High Frequency Trading Education
From today’s Tech Ticker here are three great points to break down the main facts and help clear up any confusion regarding high frequency trading:
- It’s a good thing: High-frequency trading provides liquidity and helps ensure the “certainty of orders,” Sussman says, by giving investors rapid response to their buys and sells. In this regard, computer-driven high-frequency trading makes for more efficient markets vs. the old days, when human “specialists” could sit on a order for seconds or even minutes before executing.
- It’s huge: TABB estimates high-frequency traders are involved in 73% of all U.S. equity volume today, up from 35% in 2006. The research firm estimates high-frequency traders have generated $21 billion in annual revenue over the past 12 months. (Notably, high-frequency trading isn’t new it’s just getting more popular as the cost of computing has come down and barriers to entry fall.)
- There’s a difference between high-frequency trading and “flash orders”: This is key because many recent reports have wrongly conflated the two. “Flash orders” – provided by electronic exchanges such as BATS and Nasdaq OMX – give the recipients an advantage by providing them a look a buy and sell orders a fraction of a second before they are made available to everyone. Flash orders slow down execution and increase uncertainty, Sussman says. “The problem with flash orders is it introduces the same level of uncertainty as sending orders to a human being,” he says. “It’s an intentional slowing of your order” — even if just by milliseconds.
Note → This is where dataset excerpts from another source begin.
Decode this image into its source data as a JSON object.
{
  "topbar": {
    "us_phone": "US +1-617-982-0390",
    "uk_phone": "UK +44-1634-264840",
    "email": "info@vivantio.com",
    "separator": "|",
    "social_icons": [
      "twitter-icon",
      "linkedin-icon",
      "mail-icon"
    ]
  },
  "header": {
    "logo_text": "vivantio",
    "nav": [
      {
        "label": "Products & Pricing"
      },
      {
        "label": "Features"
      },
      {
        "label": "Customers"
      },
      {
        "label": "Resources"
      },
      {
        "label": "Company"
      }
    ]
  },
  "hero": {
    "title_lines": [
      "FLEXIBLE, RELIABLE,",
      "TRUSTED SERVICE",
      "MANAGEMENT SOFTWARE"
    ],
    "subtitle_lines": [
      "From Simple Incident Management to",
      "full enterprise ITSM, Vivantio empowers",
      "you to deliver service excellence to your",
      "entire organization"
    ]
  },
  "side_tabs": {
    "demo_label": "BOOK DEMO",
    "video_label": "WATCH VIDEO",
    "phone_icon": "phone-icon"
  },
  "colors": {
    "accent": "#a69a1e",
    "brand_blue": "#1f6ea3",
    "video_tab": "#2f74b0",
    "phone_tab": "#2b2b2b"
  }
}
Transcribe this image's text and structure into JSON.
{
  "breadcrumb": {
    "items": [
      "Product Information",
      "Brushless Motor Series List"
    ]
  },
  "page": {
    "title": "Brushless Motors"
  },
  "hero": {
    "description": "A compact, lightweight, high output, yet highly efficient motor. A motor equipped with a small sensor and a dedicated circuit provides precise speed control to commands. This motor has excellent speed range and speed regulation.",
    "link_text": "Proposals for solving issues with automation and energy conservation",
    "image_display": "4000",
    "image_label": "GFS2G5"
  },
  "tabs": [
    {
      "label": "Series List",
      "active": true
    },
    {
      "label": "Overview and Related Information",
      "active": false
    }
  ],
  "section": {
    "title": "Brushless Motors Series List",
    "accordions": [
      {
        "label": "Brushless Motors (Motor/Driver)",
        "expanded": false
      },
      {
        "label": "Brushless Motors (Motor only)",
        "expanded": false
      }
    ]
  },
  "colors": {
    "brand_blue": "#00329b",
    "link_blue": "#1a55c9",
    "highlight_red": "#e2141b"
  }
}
Understanding High Frequency Trading
And with that said to fully understand the ability to take advantage of milliseconds of time to make profitable trades via super computer here is the education video on high frequency trading (RSS and Email Readers click to view this article on STTG to watch the video).
The real problem is not so much the high frequency trades but the flash orders. Explained in the video these order types are designed to exploit flaws that more or less screw over the average retail investor.
UPDATE: NASDAQ, BATS to stop offering flash trading. SEC Moving towards banning the practice all together.